The Royal Rumble marks the beginning of the Road to Wrestlemania, the annual 10-week pilgrimage to the grandest event in all of professional wrestling. Contested in a traditional battle royale format, the Royal Rumble sees 30 competitors enter the ring in 90-second intervals as they attempt to throw one another over the top rope and remain the last man standing in the ring. Traditionally, the victor is granted the privileged prize of a shot at the title at the Wrestlemania main event. But this year, for the first time in 24 years, the Royal Rumble was for the prized WWE World Heavyweight Championship itself, and for the first time ever, the champion was forced to participate to defend his title. The stakes have never been higher.
The same can’t really be said for most of the matches that filled out the rest of the card. WWE’s writing team has been spinning its wheels for the better part of the past year, and despite every title being on the line this Sunday, the feuds lacked the typical gravitas that’s to be expected of the second-biggest event of the WWE calendar. But for as much as it seemed like we’d be in for an underwhelming night, the Superstars pulled out all the stops to deliver a solid three hours of wrestling from top to bottom.

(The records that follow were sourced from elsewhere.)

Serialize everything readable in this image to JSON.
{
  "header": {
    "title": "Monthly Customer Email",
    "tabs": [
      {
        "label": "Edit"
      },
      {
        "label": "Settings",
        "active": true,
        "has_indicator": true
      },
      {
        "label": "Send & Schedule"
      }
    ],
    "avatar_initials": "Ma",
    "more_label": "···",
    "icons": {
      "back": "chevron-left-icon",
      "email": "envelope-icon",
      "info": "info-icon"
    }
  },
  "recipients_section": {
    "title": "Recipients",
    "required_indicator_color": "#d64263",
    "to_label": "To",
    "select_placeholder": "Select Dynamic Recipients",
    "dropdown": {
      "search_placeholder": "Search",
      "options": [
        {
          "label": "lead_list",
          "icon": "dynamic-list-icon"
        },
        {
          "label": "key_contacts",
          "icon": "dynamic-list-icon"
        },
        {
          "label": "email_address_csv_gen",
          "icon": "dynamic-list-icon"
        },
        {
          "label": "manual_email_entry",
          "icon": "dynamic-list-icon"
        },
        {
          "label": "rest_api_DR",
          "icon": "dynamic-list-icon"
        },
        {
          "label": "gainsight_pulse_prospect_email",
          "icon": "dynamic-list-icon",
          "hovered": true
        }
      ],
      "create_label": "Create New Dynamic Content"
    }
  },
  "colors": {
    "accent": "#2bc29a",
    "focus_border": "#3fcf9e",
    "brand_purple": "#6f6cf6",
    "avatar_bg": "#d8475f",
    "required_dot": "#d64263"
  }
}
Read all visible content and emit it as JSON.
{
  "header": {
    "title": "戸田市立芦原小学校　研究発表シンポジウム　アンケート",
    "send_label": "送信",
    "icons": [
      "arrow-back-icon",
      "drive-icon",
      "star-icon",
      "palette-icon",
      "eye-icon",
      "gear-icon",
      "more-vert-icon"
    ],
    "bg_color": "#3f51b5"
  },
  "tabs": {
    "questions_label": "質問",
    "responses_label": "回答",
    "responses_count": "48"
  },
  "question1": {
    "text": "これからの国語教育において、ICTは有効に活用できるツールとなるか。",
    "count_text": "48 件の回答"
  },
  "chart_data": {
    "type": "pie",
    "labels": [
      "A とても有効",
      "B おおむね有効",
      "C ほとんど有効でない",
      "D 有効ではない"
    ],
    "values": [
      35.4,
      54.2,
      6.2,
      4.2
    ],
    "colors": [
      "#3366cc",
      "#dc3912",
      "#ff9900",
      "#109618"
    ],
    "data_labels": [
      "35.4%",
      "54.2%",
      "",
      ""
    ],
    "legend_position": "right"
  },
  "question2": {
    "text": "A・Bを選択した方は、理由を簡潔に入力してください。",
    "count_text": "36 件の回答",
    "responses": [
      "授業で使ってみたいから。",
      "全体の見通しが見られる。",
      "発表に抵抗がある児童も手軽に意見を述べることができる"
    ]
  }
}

Intercontinental Championship Last Man Standing match: Dean Ambrose (champion) versus Kevin Owens
With a pre-show match that had absolutely zero impact on the rest of the show, the Royal Rumble effectively opened with Dean Ambrose and Kevin Owens. While inexplicably relegated to the mid-card, these two have been routinely deconstructing the notion of how a Typical Wrestler is supposed to look, talk and fight, and a Last Man Standing match—where a knockout is the only way to win—is a natural fit for a pair of scrappers. Considering Ambrose’s history of losing matches to his own “unhinged” ineptitude, all the signs pointed to the stipulation being in place only so he could drop the title to Owens while saving face. To see him retain the title, winning the match with a shove, no less—albeit a shove that sent Owens crashing outside the ring through two stacked tables—was the yin to his yang-y streak of comedic losses.
Tag Team Championship match: The New Day (c) versus The Usos
The New Day have consistently been the most entertaining part of every episode of Raw for months. The Usos spent most of 2015 on the injured reserve and still somehow managed to be named 2015’s Tag Team of the Year as voted by fans, because WWE is for eight-year-olds and there is no justice in this world.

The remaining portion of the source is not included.